Şehir devletlerinin kralı da bu ailelerden birine mensuptu.
Aristokratların servetleri, kısmen, kiraya verdikleri veya kölelere
işlettikleri geniş topraklı çiftliklerden ve geniş hayvan
sürülerinden kaynaklanmaktaydı. Ama, konfederasyona komşu
topraklara düzenledikleri saldırılar esnasında çaldıkları
eşyalar, hayvanlar ve köle olarak sattıkları esirler de
servetlerinde önemli bir paya sahipti. Çiftliklerde, tahkimli
şatolarda veya “Odisseia’da söz edilen Faiaklar kralı
Alkinoos’un çerçevesindeki 12 asil” gibi, saraylarda yaşayan
aristokratlar, bir sefer veya savaş durumunda harp arabaları ve
çoğu atlı olan kalabalık maiyetleriyle birlikte krala eşlik
etmekte veya bazen kendi hesaplarına korsan saldırıları
düzenlemekteydiler.

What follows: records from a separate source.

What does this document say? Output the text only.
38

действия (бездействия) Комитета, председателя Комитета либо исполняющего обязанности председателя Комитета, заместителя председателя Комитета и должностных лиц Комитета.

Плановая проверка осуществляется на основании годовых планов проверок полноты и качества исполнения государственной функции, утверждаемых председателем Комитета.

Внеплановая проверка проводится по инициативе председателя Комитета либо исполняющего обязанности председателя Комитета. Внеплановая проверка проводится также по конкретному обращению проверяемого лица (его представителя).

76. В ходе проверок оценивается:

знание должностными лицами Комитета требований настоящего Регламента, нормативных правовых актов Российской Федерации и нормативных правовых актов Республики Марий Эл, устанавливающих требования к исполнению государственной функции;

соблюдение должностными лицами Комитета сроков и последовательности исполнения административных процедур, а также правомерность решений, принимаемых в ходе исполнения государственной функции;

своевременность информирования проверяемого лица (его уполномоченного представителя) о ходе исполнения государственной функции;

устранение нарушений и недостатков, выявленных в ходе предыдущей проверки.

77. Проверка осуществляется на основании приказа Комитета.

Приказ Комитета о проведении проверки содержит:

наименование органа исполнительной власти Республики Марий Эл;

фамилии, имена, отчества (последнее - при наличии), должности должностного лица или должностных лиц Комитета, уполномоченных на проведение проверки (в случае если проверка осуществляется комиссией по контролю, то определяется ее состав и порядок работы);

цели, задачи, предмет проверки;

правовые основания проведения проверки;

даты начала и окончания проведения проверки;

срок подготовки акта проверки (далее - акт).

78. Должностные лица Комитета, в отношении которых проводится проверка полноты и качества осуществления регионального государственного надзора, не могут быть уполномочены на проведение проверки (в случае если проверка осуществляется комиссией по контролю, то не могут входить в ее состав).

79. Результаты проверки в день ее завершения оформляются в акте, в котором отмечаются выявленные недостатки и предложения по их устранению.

Sonuçta İyonlar, gerek tarım ve hayvancılık,
gerek savaşlar ve baskınlarla elde ettikleri ganimetler yoluyla
oldukça zenginleşmişlerdi. Buna bir de zamanla iyice gelişen
ticaret yoluyla sağlanan gelir de eklenince, İyonya şehirlerinde
son derece müreffeh ve konforlu bir hayat standardı yaygınlaşmış
oldu.
Bu dönemde,
İyonya’nın 12 büyük şehri, Asya’nın içlerinden kara
yoluyla getirilen malların, denizyoluyla-özellikle doğu Akdeniz’in
zengin ülkelerine-sevk edildiği ticaret merkezleri halini aldı.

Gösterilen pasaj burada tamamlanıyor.